After four planes crash simultaneously in geographically disparate locations, three child survivors emerge unscathed from the wreckage (the presence of a fourth child is possible but neither confirmed nor denied). Instant media darlings the Three, as they come to be known, are viewed as miracles by some and as harbingers of greater doom yet to come by others. The Three is presented as fact; the novel cleverly written as if it were a manuscript of a nonfiction book investigating the crash, its aftermath, and the survivors and their families. As I’ve said in the past this is a format that horror fiction leans on heavily stemming as far back as Horace Walpole’s The Castle of Otranto in 1764 to the modern film equivalent of found-footage.
As with much of documentary-type horror creators can often struggle with creating emotional connections between characters and between the characters and the reader. Lotz faces that same difficulty here as she sticks to her guns as our journalist-author maintains a well-defined impartial observer role throughout the novel. The introduction of Paul, the uncle of one of the surviving children, helps circumvent this somewhat as his direct narration of his own experiences (written as if transcribed from audio recordings sent to he author) provide a more conventional narrative as the novel unfolds. Indeed Paul’s narration falls most in line with the classic horror narrative as his own narration becomes ever more erratic.
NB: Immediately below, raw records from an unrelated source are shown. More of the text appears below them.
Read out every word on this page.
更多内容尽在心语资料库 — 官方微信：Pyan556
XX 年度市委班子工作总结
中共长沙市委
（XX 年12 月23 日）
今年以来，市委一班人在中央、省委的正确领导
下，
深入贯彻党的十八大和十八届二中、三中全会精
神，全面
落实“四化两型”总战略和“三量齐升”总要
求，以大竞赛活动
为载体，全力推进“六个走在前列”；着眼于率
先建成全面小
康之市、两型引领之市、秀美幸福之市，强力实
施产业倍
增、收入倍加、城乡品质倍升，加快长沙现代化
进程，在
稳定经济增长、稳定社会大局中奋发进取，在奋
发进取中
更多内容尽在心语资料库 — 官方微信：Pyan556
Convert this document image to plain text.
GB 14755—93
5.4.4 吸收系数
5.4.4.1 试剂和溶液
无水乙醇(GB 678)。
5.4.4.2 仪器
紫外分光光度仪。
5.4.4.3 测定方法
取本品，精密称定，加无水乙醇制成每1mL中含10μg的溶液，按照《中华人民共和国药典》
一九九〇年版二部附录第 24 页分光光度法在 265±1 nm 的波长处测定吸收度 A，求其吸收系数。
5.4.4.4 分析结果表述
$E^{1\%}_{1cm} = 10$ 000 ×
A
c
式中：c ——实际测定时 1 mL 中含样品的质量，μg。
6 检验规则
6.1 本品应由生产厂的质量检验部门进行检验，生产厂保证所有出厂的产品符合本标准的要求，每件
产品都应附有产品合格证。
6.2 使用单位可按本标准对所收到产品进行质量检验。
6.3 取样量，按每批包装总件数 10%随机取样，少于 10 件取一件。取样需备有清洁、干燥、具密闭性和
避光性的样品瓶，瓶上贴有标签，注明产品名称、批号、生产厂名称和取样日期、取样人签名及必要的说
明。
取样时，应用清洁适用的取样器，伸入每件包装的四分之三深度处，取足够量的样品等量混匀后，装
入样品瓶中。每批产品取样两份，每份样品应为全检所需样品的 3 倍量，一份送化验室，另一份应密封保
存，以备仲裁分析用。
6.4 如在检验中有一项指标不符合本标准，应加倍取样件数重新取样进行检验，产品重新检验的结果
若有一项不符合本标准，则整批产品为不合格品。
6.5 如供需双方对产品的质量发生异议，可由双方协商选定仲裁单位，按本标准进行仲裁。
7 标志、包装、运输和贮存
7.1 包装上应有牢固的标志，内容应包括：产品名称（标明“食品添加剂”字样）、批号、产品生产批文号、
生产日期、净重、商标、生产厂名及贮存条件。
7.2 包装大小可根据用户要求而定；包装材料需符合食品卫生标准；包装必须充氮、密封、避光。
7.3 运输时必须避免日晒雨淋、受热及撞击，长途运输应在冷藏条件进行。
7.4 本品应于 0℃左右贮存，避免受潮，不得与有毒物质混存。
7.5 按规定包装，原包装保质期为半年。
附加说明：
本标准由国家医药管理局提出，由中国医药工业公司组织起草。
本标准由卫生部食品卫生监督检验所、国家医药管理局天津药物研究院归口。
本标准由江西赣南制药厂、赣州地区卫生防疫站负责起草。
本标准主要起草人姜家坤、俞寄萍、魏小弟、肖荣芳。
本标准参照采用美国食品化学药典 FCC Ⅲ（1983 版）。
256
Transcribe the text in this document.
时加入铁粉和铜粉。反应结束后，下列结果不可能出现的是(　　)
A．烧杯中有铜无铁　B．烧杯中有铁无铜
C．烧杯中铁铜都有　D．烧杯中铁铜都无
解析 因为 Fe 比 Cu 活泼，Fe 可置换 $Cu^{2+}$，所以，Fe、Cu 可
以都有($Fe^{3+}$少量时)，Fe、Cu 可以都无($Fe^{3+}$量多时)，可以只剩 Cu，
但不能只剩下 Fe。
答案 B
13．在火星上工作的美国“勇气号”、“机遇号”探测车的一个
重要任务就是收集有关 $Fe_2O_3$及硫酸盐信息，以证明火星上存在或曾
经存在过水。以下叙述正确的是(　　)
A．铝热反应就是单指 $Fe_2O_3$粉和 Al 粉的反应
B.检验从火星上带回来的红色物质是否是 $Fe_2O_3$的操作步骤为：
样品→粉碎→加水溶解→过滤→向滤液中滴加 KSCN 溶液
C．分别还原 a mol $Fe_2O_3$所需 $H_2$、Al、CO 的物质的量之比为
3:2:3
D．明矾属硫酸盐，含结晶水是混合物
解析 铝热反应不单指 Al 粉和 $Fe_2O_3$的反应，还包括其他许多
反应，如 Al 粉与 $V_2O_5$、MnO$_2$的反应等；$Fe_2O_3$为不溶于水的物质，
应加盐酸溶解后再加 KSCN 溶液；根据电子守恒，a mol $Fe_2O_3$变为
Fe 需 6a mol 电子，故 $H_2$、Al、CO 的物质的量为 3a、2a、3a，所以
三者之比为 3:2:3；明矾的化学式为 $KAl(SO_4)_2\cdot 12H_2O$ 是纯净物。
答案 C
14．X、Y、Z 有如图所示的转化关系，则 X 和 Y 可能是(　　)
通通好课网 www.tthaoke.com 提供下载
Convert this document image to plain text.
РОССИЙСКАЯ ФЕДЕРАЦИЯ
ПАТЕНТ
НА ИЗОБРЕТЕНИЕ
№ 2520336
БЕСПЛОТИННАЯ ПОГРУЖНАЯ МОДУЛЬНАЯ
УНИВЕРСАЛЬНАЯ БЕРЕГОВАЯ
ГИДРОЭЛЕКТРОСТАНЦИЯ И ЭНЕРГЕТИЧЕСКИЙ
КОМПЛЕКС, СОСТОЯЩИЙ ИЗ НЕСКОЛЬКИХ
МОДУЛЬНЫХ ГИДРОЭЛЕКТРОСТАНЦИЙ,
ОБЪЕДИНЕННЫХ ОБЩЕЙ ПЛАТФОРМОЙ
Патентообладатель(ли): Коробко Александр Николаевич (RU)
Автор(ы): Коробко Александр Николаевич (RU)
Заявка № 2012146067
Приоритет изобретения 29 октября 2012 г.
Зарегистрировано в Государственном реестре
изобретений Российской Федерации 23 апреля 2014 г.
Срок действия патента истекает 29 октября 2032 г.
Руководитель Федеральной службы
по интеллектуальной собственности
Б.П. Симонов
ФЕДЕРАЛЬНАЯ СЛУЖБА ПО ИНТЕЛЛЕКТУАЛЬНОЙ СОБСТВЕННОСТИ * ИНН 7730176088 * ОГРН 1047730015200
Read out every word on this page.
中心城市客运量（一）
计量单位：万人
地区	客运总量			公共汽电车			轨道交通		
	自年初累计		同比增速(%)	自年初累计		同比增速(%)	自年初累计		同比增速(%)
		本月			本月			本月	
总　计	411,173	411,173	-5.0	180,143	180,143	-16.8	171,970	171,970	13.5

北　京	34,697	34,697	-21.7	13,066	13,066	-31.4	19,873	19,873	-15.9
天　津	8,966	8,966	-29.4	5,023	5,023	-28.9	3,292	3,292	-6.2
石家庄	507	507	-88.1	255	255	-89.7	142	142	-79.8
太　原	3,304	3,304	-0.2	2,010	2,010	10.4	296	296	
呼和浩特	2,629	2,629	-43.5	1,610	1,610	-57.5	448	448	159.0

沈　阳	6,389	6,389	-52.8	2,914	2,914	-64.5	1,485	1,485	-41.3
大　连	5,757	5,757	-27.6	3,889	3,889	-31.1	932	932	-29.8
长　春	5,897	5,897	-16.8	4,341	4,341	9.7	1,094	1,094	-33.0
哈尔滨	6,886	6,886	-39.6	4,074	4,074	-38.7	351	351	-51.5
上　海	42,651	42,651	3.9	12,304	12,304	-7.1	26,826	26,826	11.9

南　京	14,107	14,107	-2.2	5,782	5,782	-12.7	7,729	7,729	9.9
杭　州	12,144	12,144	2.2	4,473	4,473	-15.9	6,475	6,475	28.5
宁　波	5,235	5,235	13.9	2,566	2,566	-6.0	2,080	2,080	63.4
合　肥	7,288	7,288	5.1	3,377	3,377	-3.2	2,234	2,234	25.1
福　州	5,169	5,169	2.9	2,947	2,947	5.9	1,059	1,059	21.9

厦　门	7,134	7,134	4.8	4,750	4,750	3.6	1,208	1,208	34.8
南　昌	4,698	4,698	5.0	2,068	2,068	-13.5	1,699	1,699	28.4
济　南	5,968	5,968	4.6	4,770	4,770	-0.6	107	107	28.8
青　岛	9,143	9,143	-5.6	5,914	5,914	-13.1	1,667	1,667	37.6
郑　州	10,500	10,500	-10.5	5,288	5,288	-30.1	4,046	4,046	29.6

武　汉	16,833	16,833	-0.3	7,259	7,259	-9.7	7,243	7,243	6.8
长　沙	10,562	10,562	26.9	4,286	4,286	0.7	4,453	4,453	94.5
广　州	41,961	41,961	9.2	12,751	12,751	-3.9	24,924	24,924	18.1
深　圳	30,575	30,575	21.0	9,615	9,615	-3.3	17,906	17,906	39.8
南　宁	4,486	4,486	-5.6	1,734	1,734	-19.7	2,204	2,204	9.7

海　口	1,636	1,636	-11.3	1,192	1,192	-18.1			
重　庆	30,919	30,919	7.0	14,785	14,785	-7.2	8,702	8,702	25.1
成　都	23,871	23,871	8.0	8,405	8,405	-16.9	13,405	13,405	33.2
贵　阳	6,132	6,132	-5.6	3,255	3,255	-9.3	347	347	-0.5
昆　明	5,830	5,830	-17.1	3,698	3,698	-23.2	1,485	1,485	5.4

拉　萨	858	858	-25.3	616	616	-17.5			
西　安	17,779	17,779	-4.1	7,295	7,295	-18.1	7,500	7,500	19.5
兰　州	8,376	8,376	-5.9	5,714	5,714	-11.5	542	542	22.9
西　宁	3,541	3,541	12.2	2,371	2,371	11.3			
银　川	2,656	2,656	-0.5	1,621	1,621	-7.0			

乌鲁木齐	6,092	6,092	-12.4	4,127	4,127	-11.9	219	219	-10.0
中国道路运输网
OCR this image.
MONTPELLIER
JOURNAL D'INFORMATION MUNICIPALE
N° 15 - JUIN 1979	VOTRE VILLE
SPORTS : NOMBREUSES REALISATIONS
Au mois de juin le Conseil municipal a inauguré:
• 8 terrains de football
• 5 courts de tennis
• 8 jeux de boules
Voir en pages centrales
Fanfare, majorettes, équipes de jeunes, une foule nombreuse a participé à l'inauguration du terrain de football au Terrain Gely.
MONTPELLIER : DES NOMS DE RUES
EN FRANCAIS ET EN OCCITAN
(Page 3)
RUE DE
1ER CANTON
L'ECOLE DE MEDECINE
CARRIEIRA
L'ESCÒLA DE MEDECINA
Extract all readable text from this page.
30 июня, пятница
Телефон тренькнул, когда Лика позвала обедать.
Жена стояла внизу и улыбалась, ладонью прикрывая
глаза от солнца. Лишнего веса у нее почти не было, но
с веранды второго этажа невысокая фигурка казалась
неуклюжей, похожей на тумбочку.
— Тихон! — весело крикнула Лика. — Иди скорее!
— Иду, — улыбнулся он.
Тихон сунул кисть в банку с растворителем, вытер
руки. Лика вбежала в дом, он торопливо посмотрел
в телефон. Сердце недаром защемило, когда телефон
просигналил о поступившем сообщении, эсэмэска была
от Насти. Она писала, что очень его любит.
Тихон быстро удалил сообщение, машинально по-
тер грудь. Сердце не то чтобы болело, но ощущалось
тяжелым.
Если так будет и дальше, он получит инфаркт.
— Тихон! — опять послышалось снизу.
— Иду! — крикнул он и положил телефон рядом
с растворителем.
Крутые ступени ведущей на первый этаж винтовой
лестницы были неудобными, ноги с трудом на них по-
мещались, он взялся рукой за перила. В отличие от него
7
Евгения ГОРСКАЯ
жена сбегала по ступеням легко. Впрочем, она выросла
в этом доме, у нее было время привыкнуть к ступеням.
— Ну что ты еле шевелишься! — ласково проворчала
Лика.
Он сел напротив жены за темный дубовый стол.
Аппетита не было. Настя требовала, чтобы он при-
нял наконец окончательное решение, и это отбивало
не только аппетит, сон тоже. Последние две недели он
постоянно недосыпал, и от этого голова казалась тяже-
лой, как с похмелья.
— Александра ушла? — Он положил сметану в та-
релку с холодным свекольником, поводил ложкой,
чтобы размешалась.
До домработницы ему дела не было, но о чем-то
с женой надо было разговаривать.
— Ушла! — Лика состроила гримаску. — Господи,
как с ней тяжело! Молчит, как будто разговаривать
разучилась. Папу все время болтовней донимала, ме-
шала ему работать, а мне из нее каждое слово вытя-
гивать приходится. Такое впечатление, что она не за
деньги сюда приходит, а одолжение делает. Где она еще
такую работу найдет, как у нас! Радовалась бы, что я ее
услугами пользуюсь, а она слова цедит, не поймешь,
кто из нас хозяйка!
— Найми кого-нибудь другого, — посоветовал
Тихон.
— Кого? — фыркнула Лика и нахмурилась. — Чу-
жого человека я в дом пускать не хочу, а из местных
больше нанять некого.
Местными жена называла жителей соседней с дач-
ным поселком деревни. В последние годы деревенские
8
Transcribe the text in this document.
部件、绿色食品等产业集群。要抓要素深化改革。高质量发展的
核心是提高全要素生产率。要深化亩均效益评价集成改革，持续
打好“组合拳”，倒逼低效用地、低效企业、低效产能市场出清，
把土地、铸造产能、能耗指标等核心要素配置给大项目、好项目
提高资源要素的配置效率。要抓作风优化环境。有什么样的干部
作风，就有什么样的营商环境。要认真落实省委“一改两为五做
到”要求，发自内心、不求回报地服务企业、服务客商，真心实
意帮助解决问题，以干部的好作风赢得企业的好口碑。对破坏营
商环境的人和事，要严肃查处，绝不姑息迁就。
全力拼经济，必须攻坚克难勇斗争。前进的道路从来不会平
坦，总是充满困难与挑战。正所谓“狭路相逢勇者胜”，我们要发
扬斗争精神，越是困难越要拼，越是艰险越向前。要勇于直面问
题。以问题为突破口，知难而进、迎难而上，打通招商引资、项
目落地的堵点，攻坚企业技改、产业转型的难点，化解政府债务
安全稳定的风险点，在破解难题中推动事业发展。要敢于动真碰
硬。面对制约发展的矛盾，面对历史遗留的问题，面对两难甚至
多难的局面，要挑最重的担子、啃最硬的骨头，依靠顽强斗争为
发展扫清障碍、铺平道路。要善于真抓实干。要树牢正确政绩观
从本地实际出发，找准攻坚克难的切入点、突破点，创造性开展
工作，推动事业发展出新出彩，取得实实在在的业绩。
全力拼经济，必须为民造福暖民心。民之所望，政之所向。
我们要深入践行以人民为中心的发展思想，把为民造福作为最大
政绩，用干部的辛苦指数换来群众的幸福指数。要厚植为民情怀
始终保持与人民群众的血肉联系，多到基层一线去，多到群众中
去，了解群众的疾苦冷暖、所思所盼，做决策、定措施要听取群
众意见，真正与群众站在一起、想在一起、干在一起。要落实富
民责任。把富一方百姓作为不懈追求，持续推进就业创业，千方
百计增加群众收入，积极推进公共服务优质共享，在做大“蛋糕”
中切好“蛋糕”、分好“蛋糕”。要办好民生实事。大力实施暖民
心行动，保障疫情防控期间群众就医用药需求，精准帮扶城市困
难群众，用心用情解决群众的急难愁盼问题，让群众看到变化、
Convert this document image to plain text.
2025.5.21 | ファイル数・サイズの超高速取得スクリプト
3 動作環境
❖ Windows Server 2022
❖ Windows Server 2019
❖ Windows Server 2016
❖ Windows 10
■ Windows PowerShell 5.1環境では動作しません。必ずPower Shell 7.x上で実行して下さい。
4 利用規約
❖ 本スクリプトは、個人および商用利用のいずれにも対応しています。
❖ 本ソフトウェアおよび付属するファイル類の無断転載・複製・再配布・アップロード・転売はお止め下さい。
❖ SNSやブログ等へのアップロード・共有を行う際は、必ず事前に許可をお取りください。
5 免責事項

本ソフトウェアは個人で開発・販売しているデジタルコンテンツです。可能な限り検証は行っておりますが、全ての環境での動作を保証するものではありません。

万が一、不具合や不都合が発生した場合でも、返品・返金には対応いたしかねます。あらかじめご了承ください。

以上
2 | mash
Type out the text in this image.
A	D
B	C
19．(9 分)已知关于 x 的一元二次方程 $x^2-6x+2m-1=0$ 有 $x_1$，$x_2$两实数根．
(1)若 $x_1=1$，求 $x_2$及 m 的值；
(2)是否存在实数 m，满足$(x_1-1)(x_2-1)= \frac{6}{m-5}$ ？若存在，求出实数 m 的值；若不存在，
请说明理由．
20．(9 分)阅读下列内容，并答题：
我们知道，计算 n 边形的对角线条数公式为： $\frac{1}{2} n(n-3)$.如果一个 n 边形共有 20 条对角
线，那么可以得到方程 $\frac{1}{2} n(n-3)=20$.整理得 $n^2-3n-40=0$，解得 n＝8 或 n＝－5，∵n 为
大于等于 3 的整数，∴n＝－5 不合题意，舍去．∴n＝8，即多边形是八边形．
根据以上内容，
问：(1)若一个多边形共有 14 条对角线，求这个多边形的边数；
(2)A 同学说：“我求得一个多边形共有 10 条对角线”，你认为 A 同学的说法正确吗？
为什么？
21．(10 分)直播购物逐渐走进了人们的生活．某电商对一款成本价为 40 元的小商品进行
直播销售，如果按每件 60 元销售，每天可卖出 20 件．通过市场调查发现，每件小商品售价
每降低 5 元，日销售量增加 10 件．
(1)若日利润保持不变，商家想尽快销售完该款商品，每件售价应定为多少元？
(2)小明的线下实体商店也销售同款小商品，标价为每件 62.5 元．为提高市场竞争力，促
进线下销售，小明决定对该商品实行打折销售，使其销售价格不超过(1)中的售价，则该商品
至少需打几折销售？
The portions of the book that deal with the Three directly are where Lotz introduces the more traditional horror elements. Primarily through creepy behavior and suddenly miraculous changes (one survivor’s grandfather suffers Alzheimer’s and experience sudden lucidity around his grandson) Lotz introduces characterizes the children in a way could appear supernatural in origin but can also be easily dismissed as either coincidence or as the result of the emotional trauma caused by crashes. Its a clever trick and a very thin line to walk but for me the ambiguity grew frustrating. Indeed Lotz relies on that ambiguity to such a degree that the novel’s conclusion doesn’t quite match the tone of the rest of the novel.
Through the behavior and strange activities of the children Lotz manages to engender a sense of tread. Similarly, with the introduction of a group of Christians who see the Three (and the missing fourth child) as the Four Horsemen Lotz manages to introduce a sense of further tension in the novel. The novel’s documentary approach allows the reader to take a step back from the novel. This fact when combined the ambiguity of the Three’s nature means the reader is constantly torn between wondering if the beliefs of the radical Christian group are either founded or unfounded while simultaneously worrying that the group is targeting potentially innocent, if emotionally damaged, children. It’s a clever effect and one that proves delightfully unsettling.
By the same token the novel’s structure as a non-fiction book works against it. The complexity of the plot and the book’s neutral tone make becoming emotionally invested in the story a difficult prospect. While the tension in the novel is certainly present and accounted for I never really experienced that overbearing sense of creeping dread that exemplifies the best horror fiction. The Three falls squarely in the thriller category never quite making its way all the way into the mirky recesses of supernatural horror; though it does occasionally dip its toes in that water. As I stated earlier I found that the novel’s conclusion spoiled the rest of the novel for me and the concluding “epilogue” didn’t quite mesh with the overall tone of the novel as a whole. Despite its shortcomings The Three is a novel the stays with you thanks to its deep look at our media obsessed culture and clever ambiguity. This is a novel that is definitely worth a look for those in the market for a summer read that borders on the chilling without ever delving right into outright terror.